Trump is on the proper track with new executive orders that will make it easier to get rid government workers.
With a new set of rules that everyone but socialists will love, Trump Moves to Ease the Firing of Federal Workers.
President Trump on Friday signed a series of executive orders making it easier to fire federal government workers and to curb the workplace role of unions that represent them.
Andrew Bremberg, the head of the White House Domestic Policy Council, said the president was "fulfilling his promise to promote more efficient government by reforming our Civil Service rules."
Unions representing government workers were quick to denounce the actions, calling them an "assault on democracy," in the words of the American Federation of Government Employees, the largest federal employee union, which represents 700,000 workers.
The first executive order makes it easier to fire and discipline federal employees.
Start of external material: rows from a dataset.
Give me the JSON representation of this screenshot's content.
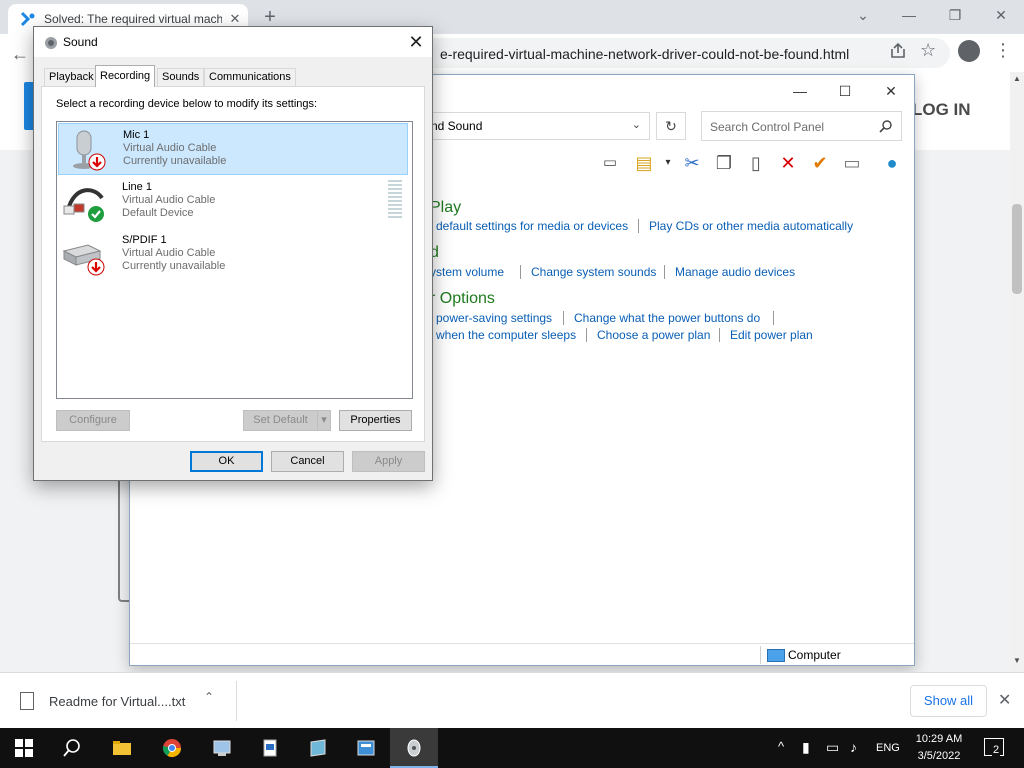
{
  "browser": {
    "tab_title": "Solved: The required virtual mach",
    "tab_close": "✕",
    "new_tab": "+",
    "window_controls": {
      "tablist": "⌄",
      "minimize": "—",
      "restore": "❐",
      "close": "✕"
    },
    "back": "←",
    "url_visible": "e-required-virtual-machine-network-driver-could-not-be-found.html",
    "star": "☆",
    "menu": "⋮"
  },
  "webpage": {
    "login_label": "LOG IN",
    "accent_color": "#1e88e5"
  },
  "control_panel": {
    "window_controls": {
      "minimize": "—",
      "maximize": "☐",
      "close": "✕"
    },
    "address_text": "nd Sound",
    "address_dropdown": "⌄",
    "refresh": "↻",
    "search_placeholder": "Search Control Panel",
    "sections": [
      {
        "heading": "Play",
        "links": [
          "default settings for media or devices",
          "Play CDs or other media automatically"
        ]
      },
      {
        "heading": "d",
        "links": [
          "ystem volume",
          "Change system sounds",
          "Manage audio devices"
        ]
      },
      {
        "heading": "r Options",
        "links": [
          "power-saving settings",
          "Change what the power buttons do",
          "when the computer sleeps",
          "Choose a power plan",
          "Edit power plan"
        ]
      }
    ],
    "status_text": "Computer"
  },
  "sound_dialog": {
    "title": "Sound",
    "close": "✕",
    "tabs": [
      "Playback",
      "Recording",
      "Sounds",
      "Communications"
    ],
    "active_tab": "Recording",
    "instruction": "Select a recording device below to modify its settings:",
    "devices": [
      {
        "name": "Mic 1",
        "description": "Virtual Audio Cable",
        "status": "Currently unavailable",
        "icon": "microphone-icon",
        "badge": "down-arrow-badge",
        "selected": true
      },
      {
        "name": "Line 1",
        "description": "Virtual Audio Cable",
        "status": "Default Device",
        "icon": "line-in-cable-icon",
        "badge": "checkmark-badge",
        "selected": false
      },
      {
        "name": "S/PDIF 1",
        "description": "Virtual Audio Cable",
        "status": "Currently unavailable",
        "icon": "spdif-device-icon",
        "badge": "down-arrow-badge",
        "selected": false
      }
    ],
    "buttons": {
      "configure": "Configure",
      "set_default": "Set Default",
      "set_default_arrow": "▾",
      "properties": "Properties",
      "ok": "OK",
      "cancel": "Cancel",
      "apply": "Apply"
    }
  },
  "download_bar": {
    "file_name": "Readme for Virtual....txt",
    "chevron": "⌃",
    "show_all": "Show all",
    "close": "✕"
  },
  "taskbar": {
    "apps": [
      "start-icon",
      "search-icon",
      "file-explorer-icon",
      "chrome-icon",
      "app-icon-1",
      "app-icon-2",
      "app-icon-3",
      "app-icon-4",
      "sound-settings-icon"
    ],
    "tray_chevron": "^",
    "language": "ENG",
    "time": "10:29 AM",
    "date": "3/5/2022",
    "notification_count": "2"
  }
}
The administration said it could take six months to a year to dismiss an employee for poor performance, followed by an average of eight months to work through appeals. To streamline the process, the official said, the executive order will reduce the period in which poor performers must demonstrate improvement to 30 days, from as many as 120 days.
The second executive order directs federal agencies to renegotiate contracts with unions representing government employees to reduce waste. The administration official expressed hope that, for example, agencies could stop having to pay expenses of both sides when unions undertake appeals on behalf of fired workers.
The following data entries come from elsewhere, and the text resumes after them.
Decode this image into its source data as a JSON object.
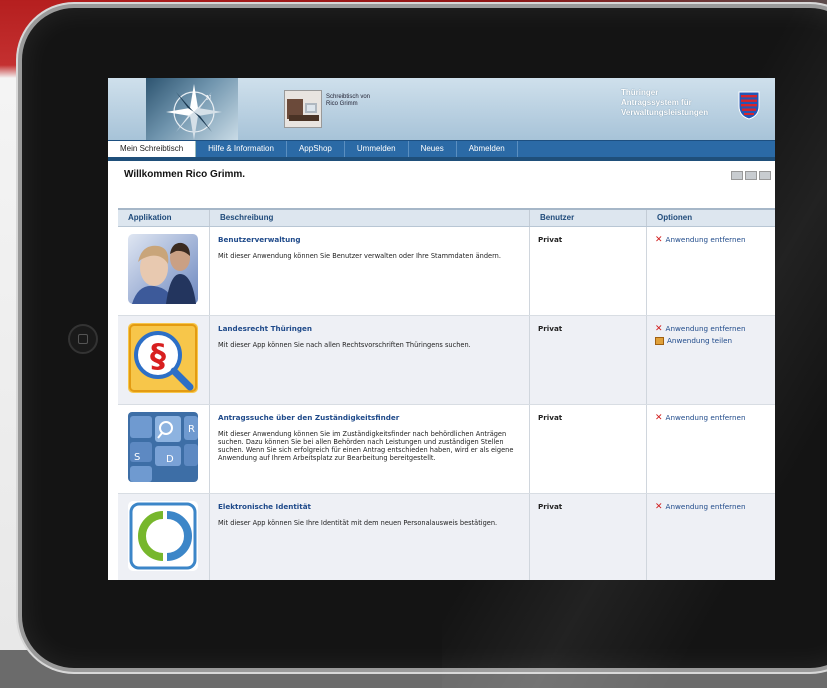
{
  "header": {
    "desk_line1": "Schreibtisch von",
    "desk_line2": "Rico Grimm",
    "system_title_line1": "Thüringer",
    "system_title_line2": "Antragssystem für",
    "system_title_line3": "Verwaltungsleistungen"
  },
  "nav": {
    "items": [
      "Mein Schreibtisch",
      "Hilfe & Information",
      "AppShop",
      "Ummelden",
      "Neues",
      "Abmelden"
    ],
    "active": "Mein Schreibtisch"
  },
  "welcome": "Willkommen Rico Grimm.",
  "table": {
    "headers": [
      "Applikation",
      "Beschreibung",
      "Benutzer",
      "Optionen"
    ],
    "rows": [
      {
        "icon": "people-icon",
        "title": "Benutzerverwaltung",
        "description": "Mit dieser Anwendung können Sie Benutzer verwalten oder Ihre Stammdaten ändern.",
        "user": "Privat",
        "options": [
          "Anwendung entfernen"
        ]
      },
      {
        "icon": "law-search-icon",
        "title": "Landesrecht Thüringen",
        "description": "Mit dieser App können Sie nach allen Rechtsvorschriften Thüringens suchen.",
        "user": "Privat",
        "options": [
          "Anwendung entfernen",
          "Anwendung teilen"
        ]
      },
      {
        "icon": "keyboard-search-icon",
        "title": "Antragssuche über den Zuständigkeitsfinder",
        "description": "Mit dieser Anwendung können Sie im Zuständigkeitsfinder nach behördlichen Anträgen suchen. Dazu können Sie bei allen Behörden nach Leistungen und zuständigen Stellen suchen. Wenn Sie sich erfolgreich für einen Antrag entschieden haben, wird er als eigene Anwendung auf Ihrem Arbeitsplatz zur Bearbeitung bereitgestellt.",
        "user": "Privat",
        "options": [
          "Anwendung entfernen"
        ]
      },
      {
        "icon": "eid-icon",
        "title": "Elektronische Identität",
        "description": "Mit dieser App können Sie Ihre Identität mit dem neuen Personalausweis bestätigen.",
        "user": "Privat",
        "options": [
          "Anwendung entfernen"
        ]
      }
    ]
  },
  "colors": {
    "nav_bg": "#2b6aa6",
    "link": "#1f4a8a",
    "remove_icon": "#d01a1a",
    "row_alt": "#eef0f5"
  }
}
The third order aims to cut down on what is known as "official time," in which government workers who have roles in the union, like helping colleagues file grievances, are allowed to perform those roles during normal working hours for which they draw their usual salary. The order limits official time to 25 percent of their hours during the year. Administration officials said a subset of federal employees had been able to spend as much as 100 percent of their duty hours on union business.
In regards to point number three, it would seem like 10% is more than generous. Strike that. There should not be public unions in the first place.
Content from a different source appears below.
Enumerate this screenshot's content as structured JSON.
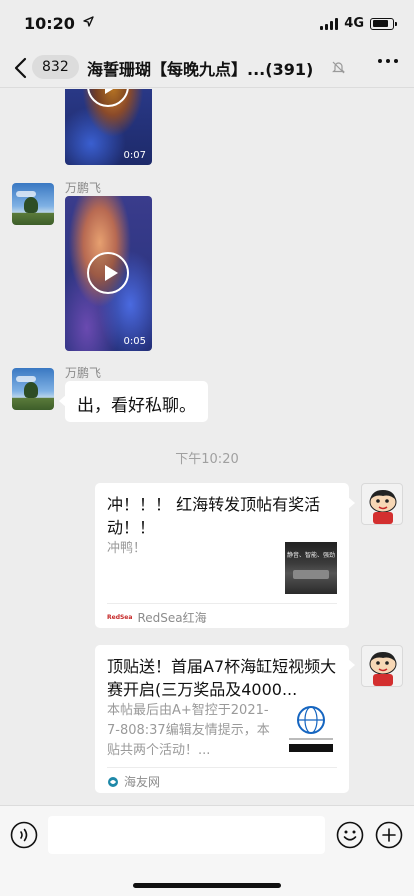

The unions of course responded with their usual charges.
"This is more than union busting — it's democracy busting," J. David Cox Sr., national president of the American Federation of Government Employees.
Please be serious.
The body of the New York Times article changed as I was cutting snips. Some portions of the above text may not appear in the refreshed article.
Court Ruling Coming Up
On May 10, I reported Good News: Public Union Membership About to Dive.
The US Supreme Court has agreed to hear the case of Janus vs AFSCME.